Baru sekitar tiga minggu mereka berada disekolah baru, Jaehyun tidak percaya jika saudari kembarnya sudah mendapatkan teman yang keren—bahkan menjemputnya kesekolah dengan mobil Chevrolet Chevelle SS berisi satu cewek cantik berambut pirang yang menunggunya dengan sukacita. Mobil itu seksi, ber-cat merah dengan dua garis putih melintang di kap depan dan belakangnya, serta knalpot yang menyembul menantang dibelakang. Astaga, Jaehyun meneguk air liur seraya berharap bisa mendapatkan itu di ulang tahunnya yang ke-18, hingga mengabaikan saudari kembarnya yang terus melemparkan ekspresi jahil."Jangan iri ya, adikku", ujarnya sambil terkikik kecil.
Jaehyun menaikkan salah satu alis, memandang dengan tatapan remeh. "Terlalu bodoh untuk iri tentang teman-temanmu—dan minggir, kau menghalangi mobil impianku!"

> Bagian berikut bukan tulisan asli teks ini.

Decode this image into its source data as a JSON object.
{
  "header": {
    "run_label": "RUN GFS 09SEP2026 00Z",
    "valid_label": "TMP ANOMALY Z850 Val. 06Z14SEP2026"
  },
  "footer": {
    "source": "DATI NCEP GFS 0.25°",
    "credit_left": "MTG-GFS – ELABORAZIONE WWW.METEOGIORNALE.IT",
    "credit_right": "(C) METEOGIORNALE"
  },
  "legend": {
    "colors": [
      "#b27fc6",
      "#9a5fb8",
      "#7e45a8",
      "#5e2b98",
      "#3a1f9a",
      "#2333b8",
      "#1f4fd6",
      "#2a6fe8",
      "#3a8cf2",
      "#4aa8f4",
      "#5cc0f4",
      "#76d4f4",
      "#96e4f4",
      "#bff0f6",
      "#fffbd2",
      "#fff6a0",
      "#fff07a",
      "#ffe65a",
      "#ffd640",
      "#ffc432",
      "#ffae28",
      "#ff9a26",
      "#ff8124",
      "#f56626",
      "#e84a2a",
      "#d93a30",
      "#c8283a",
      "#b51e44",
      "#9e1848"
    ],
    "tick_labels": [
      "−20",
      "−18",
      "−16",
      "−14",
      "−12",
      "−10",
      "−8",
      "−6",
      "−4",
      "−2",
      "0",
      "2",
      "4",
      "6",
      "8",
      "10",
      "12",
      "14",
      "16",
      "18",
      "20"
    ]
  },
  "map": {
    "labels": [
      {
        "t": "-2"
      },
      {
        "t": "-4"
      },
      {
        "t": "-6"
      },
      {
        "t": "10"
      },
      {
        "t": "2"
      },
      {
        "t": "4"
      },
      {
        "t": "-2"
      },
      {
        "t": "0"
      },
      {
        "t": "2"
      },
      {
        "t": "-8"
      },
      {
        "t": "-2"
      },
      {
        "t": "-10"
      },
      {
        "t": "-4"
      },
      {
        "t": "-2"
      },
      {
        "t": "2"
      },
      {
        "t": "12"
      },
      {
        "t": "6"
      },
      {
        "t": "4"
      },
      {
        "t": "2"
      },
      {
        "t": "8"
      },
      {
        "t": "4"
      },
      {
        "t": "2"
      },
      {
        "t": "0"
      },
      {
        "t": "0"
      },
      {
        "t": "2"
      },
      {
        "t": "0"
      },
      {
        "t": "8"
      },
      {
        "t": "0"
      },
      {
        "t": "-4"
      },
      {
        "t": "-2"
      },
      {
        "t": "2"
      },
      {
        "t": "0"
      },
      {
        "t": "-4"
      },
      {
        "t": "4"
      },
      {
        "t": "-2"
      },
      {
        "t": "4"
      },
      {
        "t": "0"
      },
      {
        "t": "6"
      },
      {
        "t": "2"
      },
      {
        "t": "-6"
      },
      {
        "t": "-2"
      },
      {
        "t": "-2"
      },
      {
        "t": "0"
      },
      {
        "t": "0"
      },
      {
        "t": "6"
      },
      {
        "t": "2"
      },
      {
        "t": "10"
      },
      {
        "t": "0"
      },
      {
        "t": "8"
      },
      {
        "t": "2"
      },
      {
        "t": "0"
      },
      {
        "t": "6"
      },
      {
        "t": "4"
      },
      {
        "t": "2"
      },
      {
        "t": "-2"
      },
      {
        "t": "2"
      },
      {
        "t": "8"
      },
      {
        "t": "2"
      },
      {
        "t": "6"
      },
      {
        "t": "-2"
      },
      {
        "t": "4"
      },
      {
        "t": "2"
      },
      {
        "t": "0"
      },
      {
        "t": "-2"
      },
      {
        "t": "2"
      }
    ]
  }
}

Pemuda bongsor itu mendorong Jaehee pelan agar eksistensi perempuan itu hilang dari hadapannya. Jaehee mencebik mengusak rambut kecokelatan Jaehyun yang sudah ditata rapi dengan kasar.
"Ah! Pergi sana, bodoh!"
Jaehee tertawa riang, ia pun menoleh kearah temannya yang beruntungnya masih sabar melihat pertengkaran kecil kedua saudara itu. Lantas Jaehee bergegas masuk kedalam rumah dan mengecup kedua pipi ibu dan ayahnya dengan sayang, dan berlari menuju teman perempuannya yang terlihat senang menyambutnya. Mobil itu menderu pelan saat meninggalkan halaman depan rumah Keluarga Jung, meninggalkan Jaehyun yang duduk dengan wajah kesal di kursi teras.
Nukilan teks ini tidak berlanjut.